A person familiar with Google’s strategy for influencing public debate says the company generally doesn’t seek to change experts’ thinking but, rather, to underwrite their time and encourage them to be more vocal on issues important to Google. Google may pre-vet op-eds and ask that certain statements be made stronger or weaker, which seems small but ends up having a big impact, the person said. Google did not respond to a request for comment on reviewing op-eds.
“Google is much savvier at this game than Comcast or AT&T in that it doesn’t pay for strict quid pro quos. Its strategy relies on social capture,” one congressional staffer told WIRED. Google finds an organization that seems to share Google’s values and then donates money without a specific ask, the staffer said.
But Google’s tactics backfired last year, when its employees revolted against the company’s sponsorship of the Conservative Political Action Conference, attended by white nationalists and members of the anti-LGBT movement, and where speakers included French nationalist politician Marine Le Pen.
Google did not sponsor this year’s conference, held in late February and early March. But Google was still there, indirectly. The company funds at least eight think tanks and nonprofits whose officials spoke or who sponsored events at CPAC, including Americans for Tax Reform, the Heritage Foundation, National Review Institute, and the Federalist Society. Google has been funding the American Conservative Union, the organization behind CPAC, since 2012.
In a statement, Google said, "We have very openly engaged with policymakers and organizations from across the political spectrum for over a decade to advocate for policies that help consumers and our employees, and that keep the internet an engine for innovation and economic opportunity." The company’s public policy director, Adam Kovacevich, laid out the team’s tactics last year during an employee meeting to explain Google’s sponsorship of CPAC, according to an audio recording previously reported by WIRED. “[W]e try to influence policymakers by allying with the people that they listen to, the network of advocacy groups, think tanks, grassroots organizations on both the left and the right,” Kovacevich said. “If we want policymakers to help us when we have a bad bill or a regulation pending, we have to build relationships with them ahead of time.

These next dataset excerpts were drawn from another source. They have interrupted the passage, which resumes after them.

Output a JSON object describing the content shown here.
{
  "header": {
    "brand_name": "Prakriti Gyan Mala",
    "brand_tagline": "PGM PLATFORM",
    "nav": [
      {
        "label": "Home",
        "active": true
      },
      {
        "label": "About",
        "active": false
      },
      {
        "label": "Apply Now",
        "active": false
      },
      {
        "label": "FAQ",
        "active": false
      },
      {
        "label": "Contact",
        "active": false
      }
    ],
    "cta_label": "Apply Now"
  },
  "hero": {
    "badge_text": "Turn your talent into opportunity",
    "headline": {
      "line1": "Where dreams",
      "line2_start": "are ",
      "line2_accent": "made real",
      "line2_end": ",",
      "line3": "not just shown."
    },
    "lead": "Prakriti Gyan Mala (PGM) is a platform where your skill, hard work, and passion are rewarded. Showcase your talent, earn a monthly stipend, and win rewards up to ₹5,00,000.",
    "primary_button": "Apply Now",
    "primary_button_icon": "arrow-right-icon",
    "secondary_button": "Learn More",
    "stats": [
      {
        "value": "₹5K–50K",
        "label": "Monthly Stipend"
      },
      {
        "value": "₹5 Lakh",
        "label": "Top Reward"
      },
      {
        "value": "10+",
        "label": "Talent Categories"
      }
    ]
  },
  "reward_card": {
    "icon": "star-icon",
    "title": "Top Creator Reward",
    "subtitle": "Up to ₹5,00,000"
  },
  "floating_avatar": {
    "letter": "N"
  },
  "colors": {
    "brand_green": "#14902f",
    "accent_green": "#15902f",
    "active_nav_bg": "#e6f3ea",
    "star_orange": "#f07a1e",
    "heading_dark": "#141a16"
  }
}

And so a big part of our work in the DC office across all of our team is building relationships not only with the people in power but also the people who influence them.”
Google’s influence is extensive. During a February hearing on protecting consumer privacy in front of a subcommittee of the House Energy and Commerce Committee, three of the five speakers represented groups that receive money from Google: American Enterprise Institute, Center for Democracy & Technology, and the Interactive Advertising Bureau. A fourth represented the Business Roundtable.

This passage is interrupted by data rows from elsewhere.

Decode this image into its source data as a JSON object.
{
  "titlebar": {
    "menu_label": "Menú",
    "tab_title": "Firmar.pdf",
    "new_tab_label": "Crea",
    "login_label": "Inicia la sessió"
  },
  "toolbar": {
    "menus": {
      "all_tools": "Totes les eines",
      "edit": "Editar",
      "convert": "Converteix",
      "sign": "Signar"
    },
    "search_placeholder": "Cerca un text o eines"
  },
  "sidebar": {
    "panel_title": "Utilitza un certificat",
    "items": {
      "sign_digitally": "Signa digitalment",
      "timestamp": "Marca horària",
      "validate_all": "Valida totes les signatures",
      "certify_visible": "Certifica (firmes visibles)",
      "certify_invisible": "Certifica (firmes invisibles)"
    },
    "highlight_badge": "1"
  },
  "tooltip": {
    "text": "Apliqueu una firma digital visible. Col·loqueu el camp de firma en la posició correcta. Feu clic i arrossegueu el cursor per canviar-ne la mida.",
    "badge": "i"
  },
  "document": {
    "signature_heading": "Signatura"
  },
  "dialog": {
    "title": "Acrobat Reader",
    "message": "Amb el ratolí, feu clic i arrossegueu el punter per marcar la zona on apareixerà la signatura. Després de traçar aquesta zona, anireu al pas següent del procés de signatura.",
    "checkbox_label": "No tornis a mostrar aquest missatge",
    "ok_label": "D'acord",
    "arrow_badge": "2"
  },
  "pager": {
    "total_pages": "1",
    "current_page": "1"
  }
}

https://twitter.com/BrandingBrandi/status/1100533651425640451
Georgetown law professor Marc Rotenberg, president of the Electronic Privacy Information Center, said that when EPIC filed complaints with the FTC to block Google’s acquisition of DoubleClick in 2007 and Nest in 2014, Google’s response was to pump money into universities, think tanks, and nongovernmental groups. “Money buys silence,” Rotenberg says. “Google doesn’t need the experts to agree with them. They only need them to look the other way.”
Experts who defend tech companies in Washington generally say they are not influenced by Google’s donations. Matt Stoller, of the Open Markets Institute, a left-leaning think tank that favors tough antitrust enforcement, finds that curious. “It’s funny that economists think that incentives work on everybody but economists,” Stoller says.